En fait, Poutine a abattu les prétentions et les espoirs américains. Oui, les États-Unis demeurent toujours le pays le plus puissant au monde sur le plan économique et militaire. Oui, ils sont encore capables de causer beaucoup d’ennuis à n’importe qui dans ce monde. Mais ils ne sont plus capables de soumettre ceux qu’ils cherchent à faire plier. Chacune de leurs actions ne fait que renforcer l’opposition. Ils se sont heurté à la limite de leur propre force, comme un homme ivre qui se cogne contre un mur.
L’histoire de Huawei n’est que le début de la fin des États-Unis. Il y a un dicton qui dit : « L’ennemi fait les nantis ». C’est la vérité. Aujourd’hui, les États-Unis coupent les fondements de la société chinoise. Sa position forte est construite sur le système d’exploitation Android. Google a annoncé la cessation de la fourniture de services aux smartphones Huawei, vendus à l’étranger. Un certain nombre de grandes entreprises américaines de TI ont cessé d’approvisionner Huawei à la demande de Trump.
Mais il n’est plus capable de l’étrangler. Trump pourra créer des problèmes pour Huawei, mais pas l’arrêter. Google a déjà déclaré que le fait de rendre Huawei indépendant des fournisseurs américains constitue une menace pour la sécurité nationale américaine.
Imaginez maintenant à quoi ressemblera le monde si la Russie et la Chine mettent en œuvre leurs plans ? Les contours d’un tel monde sont décrits dans l’article d’Alexandre Zapolskis « Qu’est-ce qui attend la Russie dans la Pax China ? » Le système du dollar, principal instrument de la domination américaine, dans un monde multipolaire dominé par des centres de pouvoir disposant de leur propre monnaie, sera confronté à des obstacles naturels.

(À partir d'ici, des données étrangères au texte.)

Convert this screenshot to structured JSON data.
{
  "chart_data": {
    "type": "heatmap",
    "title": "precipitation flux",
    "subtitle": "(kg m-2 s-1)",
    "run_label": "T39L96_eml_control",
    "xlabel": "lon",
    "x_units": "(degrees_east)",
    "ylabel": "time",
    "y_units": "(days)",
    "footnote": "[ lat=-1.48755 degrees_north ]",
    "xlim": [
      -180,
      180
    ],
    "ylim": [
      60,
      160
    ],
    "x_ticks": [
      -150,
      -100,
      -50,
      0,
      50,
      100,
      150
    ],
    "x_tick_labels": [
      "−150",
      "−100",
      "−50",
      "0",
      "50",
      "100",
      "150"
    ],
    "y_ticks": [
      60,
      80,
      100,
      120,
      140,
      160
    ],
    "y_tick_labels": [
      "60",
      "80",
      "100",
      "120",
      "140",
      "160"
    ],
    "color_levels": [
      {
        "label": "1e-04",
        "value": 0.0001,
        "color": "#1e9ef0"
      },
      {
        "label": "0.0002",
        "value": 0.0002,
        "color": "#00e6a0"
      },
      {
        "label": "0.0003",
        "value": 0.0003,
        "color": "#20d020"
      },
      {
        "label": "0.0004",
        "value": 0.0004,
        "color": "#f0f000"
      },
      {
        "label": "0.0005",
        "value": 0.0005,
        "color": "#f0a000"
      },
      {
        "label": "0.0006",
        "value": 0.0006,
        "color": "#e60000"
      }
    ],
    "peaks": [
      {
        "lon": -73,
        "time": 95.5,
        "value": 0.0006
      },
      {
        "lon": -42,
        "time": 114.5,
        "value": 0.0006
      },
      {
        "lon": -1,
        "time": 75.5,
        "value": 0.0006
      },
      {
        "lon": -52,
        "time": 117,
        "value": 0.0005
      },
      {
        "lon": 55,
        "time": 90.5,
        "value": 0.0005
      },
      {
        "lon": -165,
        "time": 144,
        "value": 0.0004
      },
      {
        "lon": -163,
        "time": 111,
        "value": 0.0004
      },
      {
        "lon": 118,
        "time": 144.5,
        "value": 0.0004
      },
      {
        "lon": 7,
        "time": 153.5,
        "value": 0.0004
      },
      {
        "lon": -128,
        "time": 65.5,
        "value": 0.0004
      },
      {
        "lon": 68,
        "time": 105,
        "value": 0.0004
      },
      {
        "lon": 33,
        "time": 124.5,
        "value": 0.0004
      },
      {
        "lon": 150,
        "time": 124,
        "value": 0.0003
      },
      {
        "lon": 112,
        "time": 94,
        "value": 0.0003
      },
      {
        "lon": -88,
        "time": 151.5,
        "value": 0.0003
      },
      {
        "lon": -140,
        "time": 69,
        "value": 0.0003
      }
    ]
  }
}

Et faire de la région Asie-Pacifique un centre de production et de consommation en élevant le niveau de vie de la population chinoise et des pays où passera la Nouvelle Route de la Soie (Une Ceinture, Une Route) pourrait changer radicalement la position des États-Unis.
La compréhension de tous ces processus, qui s’accélèrent depuis longtemps, est à l’origine des propos tenus par Vladimir Poutine depuis le podium du Forum Économique International de Saint-Pétersbourg 2019. C’était l’événement central de tout le forum, qui peut ensuite être clôturé par les mots « Merci à tous, tout le monde est libre ».
En fait, Poutine a annoncé la nouvelle doctrine de confrontation globale avec les États-Unis, plaçant la Russie à l’avant-garde du processus de transformation mondiale. Plus précisément, à son épicentre, parce que sans la position actuelle de la Russie, les États-Unis auraient brisé la Chine sur les plans économique, militaire et politique depuis longtemps. La clé de la Chine se trouve en Russie.
Et c’est pourquoi, à la veille du transfert de 2024, nous nous attendons à des tentatives pour organiser de grands bouleversements chez nous. Néanmoins, les plans de la Russie seront réalisés, mais pas ceux des États-Unis. Il deviendra alors clair que le monde est vraiment devenu multipolaire. Il n’y a plus un seul seigneur avec une bande de vassaux et des « barbares » à la frontière, mais beaucoup de seigneurs qui ont besoin de pouvoir négocier et doivent apprendre à vivre dans cette réalité. C’est exactement ce dont parlait Poutine, et celui qui n’en a pas compris le sens, a déjà perdu. Même s’il ne le sait pas encore.